Pruned. Comments inline.
Christer Holmberg wrote:
Hi,
(I've put all text about this into a single reply)
For example, envision a location-enabled image push: It sends an image/
jpeg and a pidf/lo that are correlated.
You need the Info-Package header to tell you what two bodies to look
for and what they mean, and the MIME markup to know which is which.
[Christer] If we assume that we are NOT going to allow multiple packages
per INFO (nobody has objected to that restriction) we wouldn't have that
problem.
Paul:
=====
Let's assume I want to send an INFO with package foo.
The value of the Info-Package header is "foo", right?
Now, what is the value of the Content-Type header?
The package could support a number of content types: image/jpeg,
text/plain, multipart/related, ...
Anything that the definition of the package says is allowed.
At least that is how I think Eric intended to to be.
[Christer] I agree that a package could be associated with a number of
content types. But, since the Info-Package header shows which package is
included, I just wonder why we can't use a common C-T mime.
Just because there is only one package per info, there still could be
*alternative* C-Ts for a given package. If you use one C-T for all INFOs
then you can't do this. And its an abuse of the C-T, since then it won't
describe the format of the content.
I do think there is something we haven't discussed: how do we figure out
what part of the overall body is the part that carries the package?
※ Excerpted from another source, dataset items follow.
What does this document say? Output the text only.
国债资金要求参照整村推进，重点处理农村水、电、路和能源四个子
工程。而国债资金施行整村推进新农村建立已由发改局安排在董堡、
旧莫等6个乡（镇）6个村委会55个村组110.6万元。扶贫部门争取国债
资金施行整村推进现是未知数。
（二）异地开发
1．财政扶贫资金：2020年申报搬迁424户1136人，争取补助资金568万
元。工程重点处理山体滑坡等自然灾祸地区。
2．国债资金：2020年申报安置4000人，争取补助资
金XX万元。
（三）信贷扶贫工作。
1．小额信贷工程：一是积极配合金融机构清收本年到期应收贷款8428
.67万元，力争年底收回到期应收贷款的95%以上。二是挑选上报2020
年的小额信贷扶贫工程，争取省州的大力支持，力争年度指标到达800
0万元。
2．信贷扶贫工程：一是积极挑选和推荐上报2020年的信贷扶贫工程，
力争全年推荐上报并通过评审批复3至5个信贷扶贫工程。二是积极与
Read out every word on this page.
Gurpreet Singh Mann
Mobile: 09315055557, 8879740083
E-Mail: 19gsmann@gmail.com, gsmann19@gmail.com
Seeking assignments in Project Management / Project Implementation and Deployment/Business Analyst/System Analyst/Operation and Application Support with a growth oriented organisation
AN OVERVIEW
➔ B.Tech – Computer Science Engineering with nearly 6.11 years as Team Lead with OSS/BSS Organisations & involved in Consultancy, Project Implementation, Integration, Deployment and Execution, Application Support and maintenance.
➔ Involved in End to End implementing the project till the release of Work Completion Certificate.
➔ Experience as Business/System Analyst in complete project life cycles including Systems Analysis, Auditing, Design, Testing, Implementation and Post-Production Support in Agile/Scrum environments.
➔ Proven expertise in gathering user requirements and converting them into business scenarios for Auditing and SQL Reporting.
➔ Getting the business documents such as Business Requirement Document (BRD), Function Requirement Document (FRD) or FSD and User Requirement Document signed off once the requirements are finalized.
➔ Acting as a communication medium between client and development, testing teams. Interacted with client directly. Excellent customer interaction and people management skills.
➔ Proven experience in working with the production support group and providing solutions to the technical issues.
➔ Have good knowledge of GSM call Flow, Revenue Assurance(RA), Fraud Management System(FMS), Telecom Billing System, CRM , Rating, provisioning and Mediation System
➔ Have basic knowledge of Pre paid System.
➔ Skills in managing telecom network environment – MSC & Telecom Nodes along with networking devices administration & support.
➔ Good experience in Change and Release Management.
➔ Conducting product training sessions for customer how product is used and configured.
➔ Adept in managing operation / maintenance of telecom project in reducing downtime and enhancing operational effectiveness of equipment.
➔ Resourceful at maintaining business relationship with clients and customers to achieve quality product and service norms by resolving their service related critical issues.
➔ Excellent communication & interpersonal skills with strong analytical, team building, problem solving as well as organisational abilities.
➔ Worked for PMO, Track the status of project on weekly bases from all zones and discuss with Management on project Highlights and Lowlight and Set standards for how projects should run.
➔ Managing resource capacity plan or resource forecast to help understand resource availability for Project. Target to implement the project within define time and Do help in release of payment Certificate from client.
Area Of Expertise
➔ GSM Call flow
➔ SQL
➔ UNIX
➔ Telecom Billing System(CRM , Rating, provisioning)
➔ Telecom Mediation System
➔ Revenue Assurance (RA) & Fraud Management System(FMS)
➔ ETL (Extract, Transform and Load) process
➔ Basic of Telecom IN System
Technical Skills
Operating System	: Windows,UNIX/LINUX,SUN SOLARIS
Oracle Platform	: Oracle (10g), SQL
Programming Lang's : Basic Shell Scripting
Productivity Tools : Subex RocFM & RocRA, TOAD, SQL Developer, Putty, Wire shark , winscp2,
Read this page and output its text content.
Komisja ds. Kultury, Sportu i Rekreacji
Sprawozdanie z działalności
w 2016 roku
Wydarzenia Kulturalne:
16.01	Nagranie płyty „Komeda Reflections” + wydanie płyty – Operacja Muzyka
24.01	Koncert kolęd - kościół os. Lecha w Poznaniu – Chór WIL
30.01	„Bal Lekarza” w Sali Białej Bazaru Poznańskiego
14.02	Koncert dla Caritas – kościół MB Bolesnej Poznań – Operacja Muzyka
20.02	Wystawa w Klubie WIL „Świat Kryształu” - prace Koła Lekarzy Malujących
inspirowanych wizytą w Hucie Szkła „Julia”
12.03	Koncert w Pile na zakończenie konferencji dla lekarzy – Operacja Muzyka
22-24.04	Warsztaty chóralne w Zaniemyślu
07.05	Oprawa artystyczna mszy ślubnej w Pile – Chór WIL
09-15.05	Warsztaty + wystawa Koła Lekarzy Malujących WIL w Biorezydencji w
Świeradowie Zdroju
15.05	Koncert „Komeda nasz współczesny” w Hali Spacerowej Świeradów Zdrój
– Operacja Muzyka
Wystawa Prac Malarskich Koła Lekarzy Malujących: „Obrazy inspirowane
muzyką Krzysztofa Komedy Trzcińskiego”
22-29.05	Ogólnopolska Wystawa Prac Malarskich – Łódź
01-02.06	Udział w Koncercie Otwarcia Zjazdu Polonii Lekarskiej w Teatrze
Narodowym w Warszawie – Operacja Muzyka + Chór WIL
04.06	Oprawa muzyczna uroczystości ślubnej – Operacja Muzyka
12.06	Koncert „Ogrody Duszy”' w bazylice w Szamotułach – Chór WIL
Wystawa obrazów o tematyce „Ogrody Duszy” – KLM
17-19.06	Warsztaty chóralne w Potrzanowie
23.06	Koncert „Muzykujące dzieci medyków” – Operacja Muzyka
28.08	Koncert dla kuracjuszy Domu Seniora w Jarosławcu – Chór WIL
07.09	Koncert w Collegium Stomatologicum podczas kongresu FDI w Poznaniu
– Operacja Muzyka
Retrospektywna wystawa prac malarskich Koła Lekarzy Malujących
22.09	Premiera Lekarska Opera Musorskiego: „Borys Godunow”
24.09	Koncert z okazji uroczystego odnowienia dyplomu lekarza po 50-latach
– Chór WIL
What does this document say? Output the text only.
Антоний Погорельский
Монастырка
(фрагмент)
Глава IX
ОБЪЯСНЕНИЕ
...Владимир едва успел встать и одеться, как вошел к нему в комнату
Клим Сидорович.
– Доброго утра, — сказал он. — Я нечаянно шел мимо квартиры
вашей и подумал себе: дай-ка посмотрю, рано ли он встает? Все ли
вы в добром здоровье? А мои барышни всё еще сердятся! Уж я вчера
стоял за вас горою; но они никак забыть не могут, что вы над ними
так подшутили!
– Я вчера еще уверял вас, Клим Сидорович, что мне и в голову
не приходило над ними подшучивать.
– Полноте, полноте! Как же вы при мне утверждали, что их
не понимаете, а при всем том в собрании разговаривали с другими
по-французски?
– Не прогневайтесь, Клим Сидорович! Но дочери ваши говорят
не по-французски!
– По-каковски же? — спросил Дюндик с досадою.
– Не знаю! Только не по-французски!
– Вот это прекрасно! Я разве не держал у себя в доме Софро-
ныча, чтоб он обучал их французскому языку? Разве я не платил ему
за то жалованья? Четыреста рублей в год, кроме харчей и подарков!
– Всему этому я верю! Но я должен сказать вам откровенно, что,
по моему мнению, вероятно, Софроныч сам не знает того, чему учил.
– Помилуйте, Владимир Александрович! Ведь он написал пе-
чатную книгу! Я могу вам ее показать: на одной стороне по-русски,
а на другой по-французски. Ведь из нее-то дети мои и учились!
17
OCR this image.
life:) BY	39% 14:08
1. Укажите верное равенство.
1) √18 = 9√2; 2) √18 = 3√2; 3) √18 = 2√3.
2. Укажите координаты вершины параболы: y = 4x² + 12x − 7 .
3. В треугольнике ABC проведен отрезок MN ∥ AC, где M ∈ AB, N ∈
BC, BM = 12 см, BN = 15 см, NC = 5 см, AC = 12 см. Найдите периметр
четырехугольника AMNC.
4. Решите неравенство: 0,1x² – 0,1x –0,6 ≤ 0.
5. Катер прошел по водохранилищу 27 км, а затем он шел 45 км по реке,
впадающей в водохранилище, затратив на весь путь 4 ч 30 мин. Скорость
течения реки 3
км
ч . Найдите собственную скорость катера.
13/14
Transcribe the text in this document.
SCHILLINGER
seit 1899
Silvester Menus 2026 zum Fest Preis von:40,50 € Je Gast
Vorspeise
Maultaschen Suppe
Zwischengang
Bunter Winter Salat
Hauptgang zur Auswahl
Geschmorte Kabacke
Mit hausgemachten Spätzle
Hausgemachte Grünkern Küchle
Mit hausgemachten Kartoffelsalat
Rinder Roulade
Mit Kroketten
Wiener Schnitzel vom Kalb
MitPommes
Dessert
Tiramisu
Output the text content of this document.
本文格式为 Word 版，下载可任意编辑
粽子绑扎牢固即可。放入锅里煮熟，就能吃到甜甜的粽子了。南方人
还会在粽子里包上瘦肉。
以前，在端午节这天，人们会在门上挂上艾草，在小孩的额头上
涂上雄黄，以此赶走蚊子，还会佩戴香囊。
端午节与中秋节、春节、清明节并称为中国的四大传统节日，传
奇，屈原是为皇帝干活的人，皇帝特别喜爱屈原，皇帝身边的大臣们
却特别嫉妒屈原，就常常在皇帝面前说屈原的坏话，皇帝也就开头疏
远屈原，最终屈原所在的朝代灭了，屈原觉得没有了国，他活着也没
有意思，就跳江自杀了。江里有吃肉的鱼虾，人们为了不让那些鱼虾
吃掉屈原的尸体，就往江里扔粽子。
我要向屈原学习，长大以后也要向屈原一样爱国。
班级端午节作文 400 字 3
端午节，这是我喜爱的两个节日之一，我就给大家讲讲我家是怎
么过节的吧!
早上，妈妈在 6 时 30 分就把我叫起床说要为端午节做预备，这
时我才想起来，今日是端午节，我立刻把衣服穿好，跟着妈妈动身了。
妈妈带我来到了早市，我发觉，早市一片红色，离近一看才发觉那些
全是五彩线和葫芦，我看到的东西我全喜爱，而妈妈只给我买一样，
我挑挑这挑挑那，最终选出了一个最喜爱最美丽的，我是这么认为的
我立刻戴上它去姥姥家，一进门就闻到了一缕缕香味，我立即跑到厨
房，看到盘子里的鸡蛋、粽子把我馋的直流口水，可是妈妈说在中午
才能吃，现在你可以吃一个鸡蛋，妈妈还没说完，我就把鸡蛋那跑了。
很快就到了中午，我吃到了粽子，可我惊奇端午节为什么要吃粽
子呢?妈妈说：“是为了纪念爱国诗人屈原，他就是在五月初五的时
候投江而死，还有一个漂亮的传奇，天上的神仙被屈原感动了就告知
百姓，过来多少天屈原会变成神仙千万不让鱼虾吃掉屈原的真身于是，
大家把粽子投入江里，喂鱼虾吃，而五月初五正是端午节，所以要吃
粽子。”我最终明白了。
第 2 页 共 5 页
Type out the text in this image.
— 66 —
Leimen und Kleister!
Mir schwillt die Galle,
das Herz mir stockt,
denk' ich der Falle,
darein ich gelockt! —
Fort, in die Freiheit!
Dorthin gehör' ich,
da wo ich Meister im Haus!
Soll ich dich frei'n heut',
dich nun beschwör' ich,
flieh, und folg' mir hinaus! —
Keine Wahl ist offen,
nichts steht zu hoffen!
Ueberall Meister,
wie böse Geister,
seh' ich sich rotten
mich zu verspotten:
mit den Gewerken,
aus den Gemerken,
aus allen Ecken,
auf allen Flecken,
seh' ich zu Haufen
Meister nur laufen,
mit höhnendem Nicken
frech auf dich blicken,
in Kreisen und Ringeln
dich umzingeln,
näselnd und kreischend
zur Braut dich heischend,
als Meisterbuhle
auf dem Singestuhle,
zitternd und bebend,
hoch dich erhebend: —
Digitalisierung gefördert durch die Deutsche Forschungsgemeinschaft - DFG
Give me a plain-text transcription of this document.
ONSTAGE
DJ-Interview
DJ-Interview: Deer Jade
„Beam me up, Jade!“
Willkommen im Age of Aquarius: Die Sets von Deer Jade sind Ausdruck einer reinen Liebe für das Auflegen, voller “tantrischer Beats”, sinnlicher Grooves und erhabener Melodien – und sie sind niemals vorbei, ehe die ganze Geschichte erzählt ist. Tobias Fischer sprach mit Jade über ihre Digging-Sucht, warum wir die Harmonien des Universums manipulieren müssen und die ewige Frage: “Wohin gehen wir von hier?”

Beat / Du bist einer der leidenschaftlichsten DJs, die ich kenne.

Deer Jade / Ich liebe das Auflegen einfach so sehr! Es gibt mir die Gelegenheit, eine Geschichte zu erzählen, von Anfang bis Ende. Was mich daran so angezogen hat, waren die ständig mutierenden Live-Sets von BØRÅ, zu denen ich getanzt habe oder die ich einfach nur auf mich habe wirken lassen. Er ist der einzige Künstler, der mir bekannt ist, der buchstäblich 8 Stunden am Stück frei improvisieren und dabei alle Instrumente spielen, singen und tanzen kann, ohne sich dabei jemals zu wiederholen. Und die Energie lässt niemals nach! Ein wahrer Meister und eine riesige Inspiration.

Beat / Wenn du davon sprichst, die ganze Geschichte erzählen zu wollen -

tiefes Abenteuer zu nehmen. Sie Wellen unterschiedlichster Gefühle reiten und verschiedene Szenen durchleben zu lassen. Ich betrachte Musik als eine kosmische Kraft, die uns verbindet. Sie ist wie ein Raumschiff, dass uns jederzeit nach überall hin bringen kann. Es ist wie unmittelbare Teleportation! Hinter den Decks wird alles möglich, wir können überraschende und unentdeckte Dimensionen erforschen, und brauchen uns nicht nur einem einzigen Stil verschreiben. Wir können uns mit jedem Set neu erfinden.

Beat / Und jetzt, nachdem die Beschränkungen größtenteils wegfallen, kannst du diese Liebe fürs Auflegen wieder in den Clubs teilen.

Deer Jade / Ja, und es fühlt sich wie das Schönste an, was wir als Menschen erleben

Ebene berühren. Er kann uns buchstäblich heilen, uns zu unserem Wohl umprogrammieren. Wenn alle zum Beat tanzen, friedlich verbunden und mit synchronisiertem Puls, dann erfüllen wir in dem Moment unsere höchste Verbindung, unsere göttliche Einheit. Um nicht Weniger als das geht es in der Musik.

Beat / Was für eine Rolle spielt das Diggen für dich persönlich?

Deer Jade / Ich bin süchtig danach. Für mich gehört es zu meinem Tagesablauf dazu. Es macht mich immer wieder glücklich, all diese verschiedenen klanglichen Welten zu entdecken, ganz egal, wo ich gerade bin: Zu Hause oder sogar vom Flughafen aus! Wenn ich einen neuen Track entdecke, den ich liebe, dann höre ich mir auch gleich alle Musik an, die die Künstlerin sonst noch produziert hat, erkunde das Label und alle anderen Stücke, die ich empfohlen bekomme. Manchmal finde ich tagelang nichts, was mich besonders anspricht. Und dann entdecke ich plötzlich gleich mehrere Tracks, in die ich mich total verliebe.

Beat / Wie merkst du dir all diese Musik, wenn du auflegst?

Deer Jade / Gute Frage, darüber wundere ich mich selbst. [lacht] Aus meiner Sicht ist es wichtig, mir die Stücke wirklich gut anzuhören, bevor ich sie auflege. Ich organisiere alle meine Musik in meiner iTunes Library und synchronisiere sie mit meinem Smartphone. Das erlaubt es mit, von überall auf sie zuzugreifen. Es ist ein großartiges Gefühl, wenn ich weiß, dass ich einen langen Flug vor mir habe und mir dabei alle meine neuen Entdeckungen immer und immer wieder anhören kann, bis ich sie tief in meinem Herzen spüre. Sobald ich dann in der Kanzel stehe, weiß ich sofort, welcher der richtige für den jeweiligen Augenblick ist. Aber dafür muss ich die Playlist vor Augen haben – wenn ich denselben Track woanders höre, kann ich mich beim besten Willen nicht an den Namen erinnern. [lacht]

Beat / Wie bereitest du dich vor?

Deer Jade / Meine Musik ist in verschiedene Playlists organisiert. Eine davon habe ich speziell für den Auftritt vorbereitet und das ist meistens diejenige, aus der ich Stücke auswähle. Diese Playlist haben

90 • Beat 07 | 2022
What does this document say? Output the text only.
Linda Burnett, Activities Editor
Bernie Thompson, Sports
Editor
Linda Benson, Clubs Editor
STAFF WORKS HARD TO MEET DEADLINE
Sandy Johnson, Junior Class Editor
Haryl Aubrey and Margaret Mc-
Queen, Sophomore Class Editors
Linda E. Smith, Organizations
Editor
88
Normally this is no issue, since it is the entire body of the INFO
message. But there are cases where it might not be. For instance if
S/MIME is used, or if there is some header in the message the needs to
reference a body part from a CID URI.
The answer to this goes back to Content-Disposition. The body part that
contains the info package should have a unique C-D. That can be
"render", or we could pick some other one.